Spezifisch ist der Film wegen seiner Detailversessenheit. Zeitpunkt und Ort sind so exakt umrissen, dass er nur genau dann und dort derart stattfinden könnte: jüdische Immigranten, Schneiderfamilie, im Londoner East End, um das Jahr 1900. Und obwohl die Figur der Esther Kahn eigentlich so nachvollziehbar, so bekannt weil in uns selbst angelegt wäre, wird sie so präsentiert, als sei sie eine Ausserirdische. In Arthur Symons gleichnamiger Kurzgeschichte, die im Film oft als erzählerisches Voice-Over zitiert wird, heißt es: „[Esther Kahn’s] whole face seemed to await, with an infinite patience, some moulding and awakening force, which might have its way with it. It wanted nothing, anticipated nothing; it waited. Only the eyes put life into the mask, and the eyes were the eyes of the tribe; they had no personal meaning in what seemed to be their mystery; they were ready to fascinate innocently, to be intolerably ambiguous without intention; they were fathomless with mere sleep, the unconscious dream which is in the eyes of animals.“

Esther Kahn von Arnaud Desplechin

Die Identifikation wird neutralisiert durch Entfremdung; erstens durch das Ansiedeln der Handlung in einem fernen und hermetischen Milieu, zweitens durch das Abgrenzen der Hauptfigur, ihre Nichtangepasstheit an dieses Milieu (Geschwister, Eltern, Rabbiner, sämtliche sozialen Kontakte), und drittens durch die Nichtangepasstheit an unsere Jetztzeit; an grundsätzlichen Gepflogenheiten, Umgangsformen, die in allen Kulturen dieselben sind und erwartet werden: beispielsweise Reaktion, irgendeine Reaktion, auf Impulse der Umwelt.
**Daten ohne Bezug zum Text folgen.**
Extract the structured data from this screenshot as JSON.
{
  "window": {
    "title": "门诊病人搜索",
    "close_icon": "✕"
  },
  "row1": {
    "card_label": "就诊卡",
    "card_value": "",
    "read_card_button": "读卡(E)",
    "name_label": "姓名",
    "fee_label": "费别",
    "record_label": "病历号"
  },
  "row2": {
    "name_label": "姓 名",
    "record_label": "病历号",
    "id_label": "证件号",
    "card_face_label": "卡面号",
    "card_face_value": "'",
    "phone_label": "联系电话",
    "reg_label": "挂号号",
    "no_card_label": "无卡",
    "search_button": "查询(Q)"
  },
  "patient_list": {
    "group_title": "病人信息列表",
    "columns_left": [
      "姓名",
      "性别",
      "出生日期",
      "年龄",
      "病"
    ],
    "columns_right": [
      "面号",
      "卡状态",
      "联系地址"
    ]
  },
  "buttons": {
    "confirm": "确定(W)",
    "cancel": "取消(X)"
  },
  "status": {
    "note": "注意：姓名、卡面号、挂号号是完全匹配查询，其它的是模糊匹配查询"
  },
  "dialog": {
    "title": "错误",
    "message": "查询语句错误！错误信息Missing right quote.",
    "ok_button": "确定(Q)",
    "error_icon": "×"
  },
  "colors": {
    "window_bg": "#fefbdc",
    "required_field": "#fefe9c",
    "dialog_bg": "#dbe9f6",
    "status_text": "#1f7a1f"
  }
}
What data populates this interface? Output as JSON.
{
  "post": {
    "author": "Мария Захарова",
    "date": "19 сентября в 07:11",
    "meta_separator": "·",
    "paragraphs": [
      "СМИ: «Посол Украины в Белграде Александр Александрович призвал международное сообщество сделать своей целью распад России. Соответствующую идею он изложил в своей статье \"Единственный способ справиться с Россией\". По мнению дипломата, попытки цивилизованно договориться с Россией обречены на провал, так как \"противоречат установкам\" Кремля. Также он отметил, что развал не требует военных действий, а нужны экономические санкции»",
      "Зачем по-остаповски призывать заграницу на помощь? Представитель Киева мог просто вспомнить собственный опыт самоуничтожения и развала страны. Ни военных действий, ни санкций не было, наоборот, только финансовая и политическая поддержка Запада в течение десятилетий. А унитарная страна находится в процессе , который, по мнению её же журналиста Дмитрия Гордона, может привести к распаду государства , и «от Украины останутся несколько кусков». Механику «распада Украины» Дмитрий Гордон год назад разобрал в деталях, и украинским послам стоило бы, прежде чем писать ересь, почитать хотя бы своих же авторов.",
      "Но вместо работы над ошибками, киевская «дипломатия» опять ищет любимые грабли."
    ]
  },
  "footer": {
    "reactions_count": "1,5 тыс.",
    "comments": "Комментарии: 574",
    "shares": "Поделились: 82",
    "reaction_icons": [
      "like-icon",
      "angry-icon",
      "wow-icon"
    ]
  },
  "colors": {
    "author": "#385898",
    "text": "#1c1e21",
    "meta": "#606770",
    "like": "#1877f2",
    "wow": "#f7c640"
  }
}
Dieser Nonkonformismus ist motiviert weniger durch jugendlichen Widerstand gegen das Umfeld oder eine besondere, ausgefuchste Schlauheit (sie wird als „neither clever nor stupid; but inert“ beschrieben) als durch Esthers Ratlosigkeit, durch ihre Nicht-Identifikation, durch Unverständnis ihm gegenüber; durch das Nicht-Sollen-Wollen; das bedeutet gerade auch Eigenständigkeit, die ihr von allen stets abgesprochen wird, und eine fragile Würde. In einer parabelartigen Szene zu Beginn, als die Kinder der Familie zu Bett gehen, wird Esther von ihrer Schwester gefragt, auf welche Eigenschaft sie besonders Wert legt. Sie zögert; die eine Schwester sagt, auf ihre Schönheit, die andere, auf ihre Intelligenz, der Bruder möchte reich werden. Esther findet keine Antwort. Dass sie später das Theater und das Schauspielern als ihre „Domäne“ entdeckt (ironischerweise gerade sie als permanent anti-performative Lebenskünstlerin), wird nicht, wie zu erwarten, als Katalysator zu einer groß angelegten Persönlichkeitsentwicklung verwendet. Der Konflikt zwischen ihr und der Umwelt persistiert.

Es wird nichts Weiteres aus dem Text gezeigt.